King and Voyles will have to vie for tenants to get their office buildings off the ground, and there are many competitors.
A second building at Atlantic Station is imminent. Another Tech football star turned developer, John Dewberry, has started a structure on Peachtree Street. Developers including Cousins Properties are quietly sitting on lots nearby.
Head, heart dictated choice
One of Voyles’ reasons for joining Beau King was the superior site, a plot near MARTA and I-75/85 that Kim King had staked out years ago.
That was the business side. But there was some heart in his decision, too.
“It afforded me the opportunity to work on one of the best pieces of real estate in Midtown,” Voyles said. “And in my own way, it allowed me to help Kim King’s son get his feet under him.”
Their partnership is a good match, said John Aderhold, the veteran Atlanta developer and Georgia Tech booster. Aderhold, the man who helped build the Georgia Dome, is a vice president of the firm that partially financed Kim King’s Centergy One building.
“Beau is a fine young man. He’s got a lot of Kim King in him,” Aderhold said. “He lacks Kim King’s experience, but you only get that through time.”
Beau King said he appreciated Voyles’ wisdom. “My dad was ‘ready, shoot, aim,’ ” he said. Voyles, a former Alston & Bird attorney, is more measured.

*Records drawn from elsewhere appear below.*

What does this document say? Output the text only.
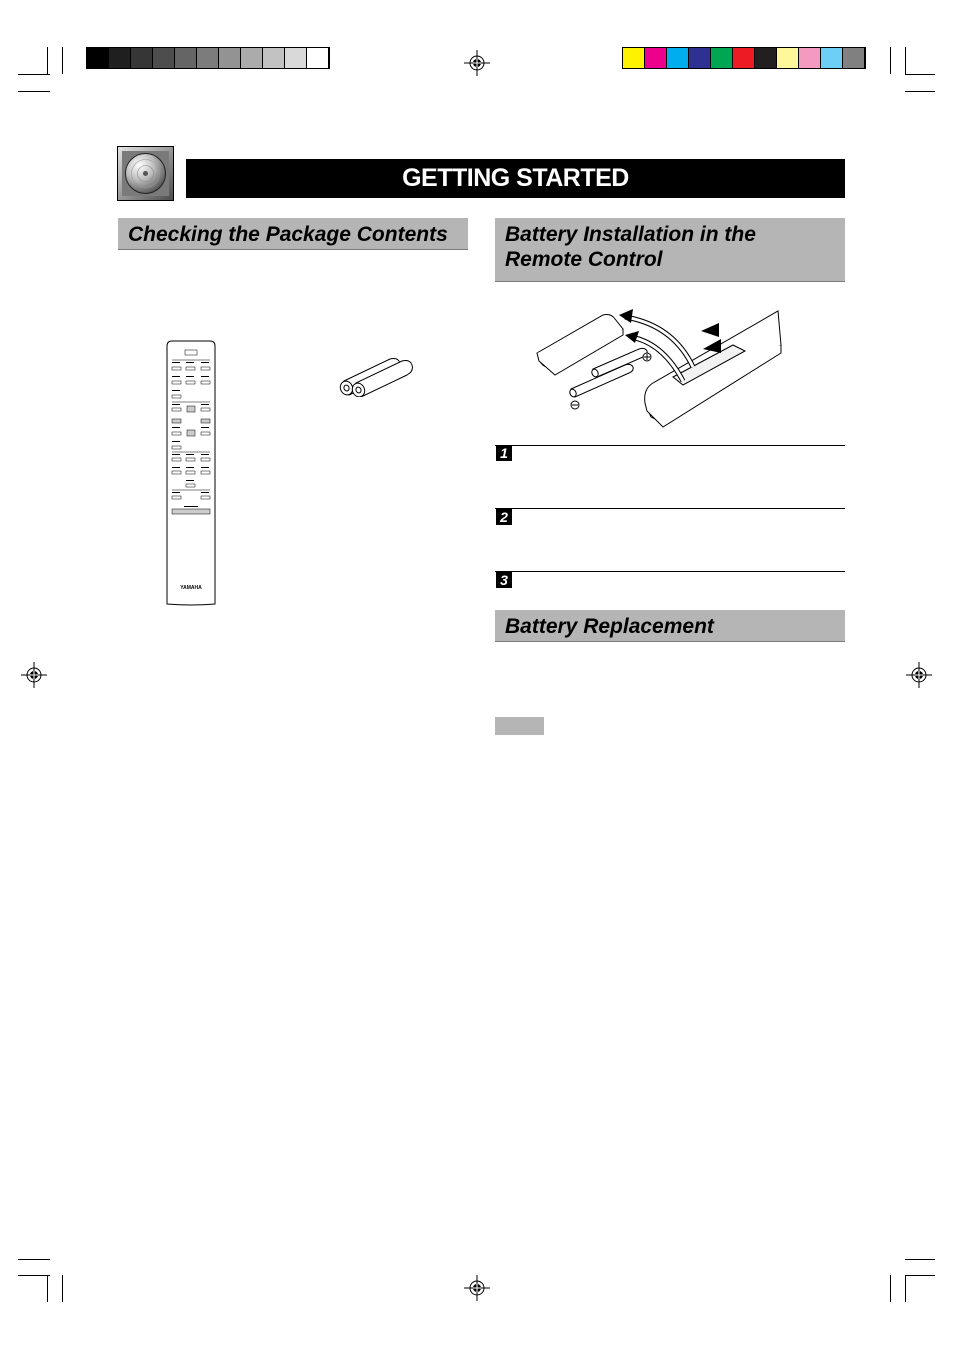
GETTING STARTED
Checking the Package Contents	Battery Installation in the Remote Control
Battery Replacement
YAMAHA
1
2
3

Voyles praised Beau King’s tenacity. “Beau King was a wrestler growing up. … They are a unique breed. … [The sport] takes a special dedication,” he said.
Training wheels come off
For King, the deal is a chance to preserve — and expand — a family business, a company where his sister works and his mother still comes in every morning.
And he’s also eager to prove he’s ready for the challenge.
Behind the scenes, he ran his dad’s company for three tough years, he said, as Kim King endured three bone marrow transplants, 1,500 hours of chemotherapy, treatments in Arkansas and “some pretty nasty drugs.”
“It’s not like he died and I woke up and said, ‘What do I do now?’ ” Beau King said. “My dad was a remarkable man. … He used to get me on the phone … and say, ‘Beau, here’s what you need to do.’ It was like I was on training wheels, but they came off when he died.”
People had “intense affection for Kim King,” Voyles said. “Beau King is trying to step into that. But he realizes, smartly, that he can’t be his dad. He’ll take the best of his leadership and strong personality and bring his own discipline.”